O dia 29 de janeiro de 2014 pode ser um marco na história das práticas comerciais e financeiras no Brasil. Nessa data, entrou em vigor a Lei 12.846/13 — a tão esperada Lei Anticorrupção. Com ela, o poder público, especialmente o Judiciário, passa a ter meios que possibilitarão o ingresso do país no seleto grupo daqueles que dispõem de diplomas legais para combater uma das pragas mais insidiosas de nossos dias — a corrupção — que abala os alicerces da democracia e do império da lei, induz à violação de direitos humanos, distorce mercados, compromete a qualidade de vida dos povos e propicia o alastramento do crime organizado, do terrorismo e inúmeras outras ameaças à segurança mundial.
Esse fenômeno maligno acontece em todos os países, grandes e pequenos, pobres e ricos, mas é nos países em desenvolvimento que seus efeitos são mais devastadores. Desde a década de 1930, na sequência da Grande Depressão, a gravidade da questão foi identificada pelas autoridades públicas, tendo como primeira manifestação, nos Estados Unidos, o Securities Exchange Act, de 1934, contemplando o cumprimento de regras que permitissem a transparência na contabilidade das empresas, com sanções efetivamente inibidoras das más práticas. Mais tarde, em 1977, também nos EUA, o Foreign Corrupt Practices Act (FCPA) tratou da punição dos atos de suborno praticados em face de autoridades públicas estrangeiras. A partir daí, progressivamente, todos os países passaram a adotar regulamentação similar, num movimento que cresceu de modo exponencial após a crise que levou à quebra de empresas consideradas too big to fail, como Enron, Worldcom e Arthur Andersen, e mais recentemente, o Lehman Brothers.
Já não é sem tempo que surge uma legislação brasileira tratando da responsabilização objetiva por atuação ilícita junto a autoridades públicas. A nova lei responsabiliza objetivamente as empresas, tanto no âmbito civil quanto no administrativo, pela prática de atos de corrupção e fraude em contratos públicos, prevendo sanções que vão desde a aplicação de multas de até 20% do faturamento bruto da empresa até a suspensão parcial das atividades e, para casos mais graves, a liquidação compulsória da empresa, no que vem sendo chamado pelo mercado de “pena de morte” empresarial. A norma legal inova ao prever atenuação da sanção para quem investir em mecanismos de prevenção, bem como benefícios para empresas que assinarem acordos de leniência e concordarem em colaborar com as investigações instauradas pelas autoridades competentes. Em qualquer hipótese, no entanto, a empresa será obrigada a ressarcir o dano causado ao patrimônio público.

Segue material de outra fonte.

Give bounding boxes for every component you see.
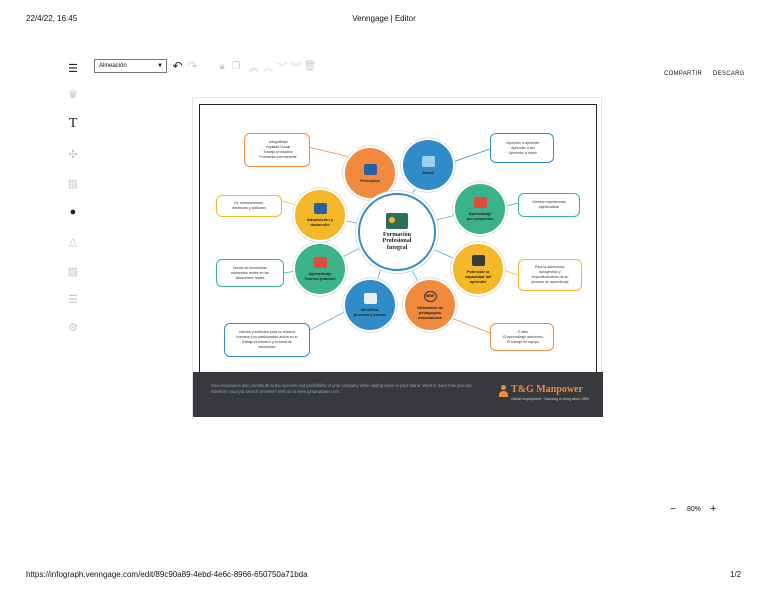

A lei, que se aplica a todos os tipos de empresas, fundações e associações, nacionais e estrangeiras atuando no País, muda o foco do combate à corrupção, mirando agora também no corruptor. Desde que foi sancionada, ela vem sendo muito discutida e todos estão tentando entender como deverão se comportar em relação às novas determinações — o que vem gerando insegurança. Isso porque a lei ainda depende de regulamentação de seus artigos. Em breve, deverá ser publicado o decreto federal suprindo essa lacuna, o que irá facilitar o entendimento de sua aplicação, pois estipulará os prazos do processo administrativo, os critérios para definir o valor de multas e os mecanismos de controle interno a serem exigidos das empresas, dentre outros detalhamentos.
A grande inovação da lei reside na chamada responsabilidade objetiva, que permite que as empresas sejam punidas mesmo que os donos não tenham conhecimento das irregularidades praticadas pelos seus prepostos. Não prosperará o famoso subterfúgio do “eu não sabia de nada”, utilizado tanto nas empresas como em alguns segmentos do setor público.
O Brasil, contudo, ainda está muito longe de dar cabo à corrupção generalizada. Exemplo disso é recusa do Congresso Nacional, de votar um diploma legal que determine a transparência nas doações de recursos para políticos e seus partidos. O fato, porém, é que o mundo enfrenta uma guerra global contra a corrupção, e aqueles que não aderirem a esse movimento acabarão falando sozinhos ou ocupando uma cela de presídio.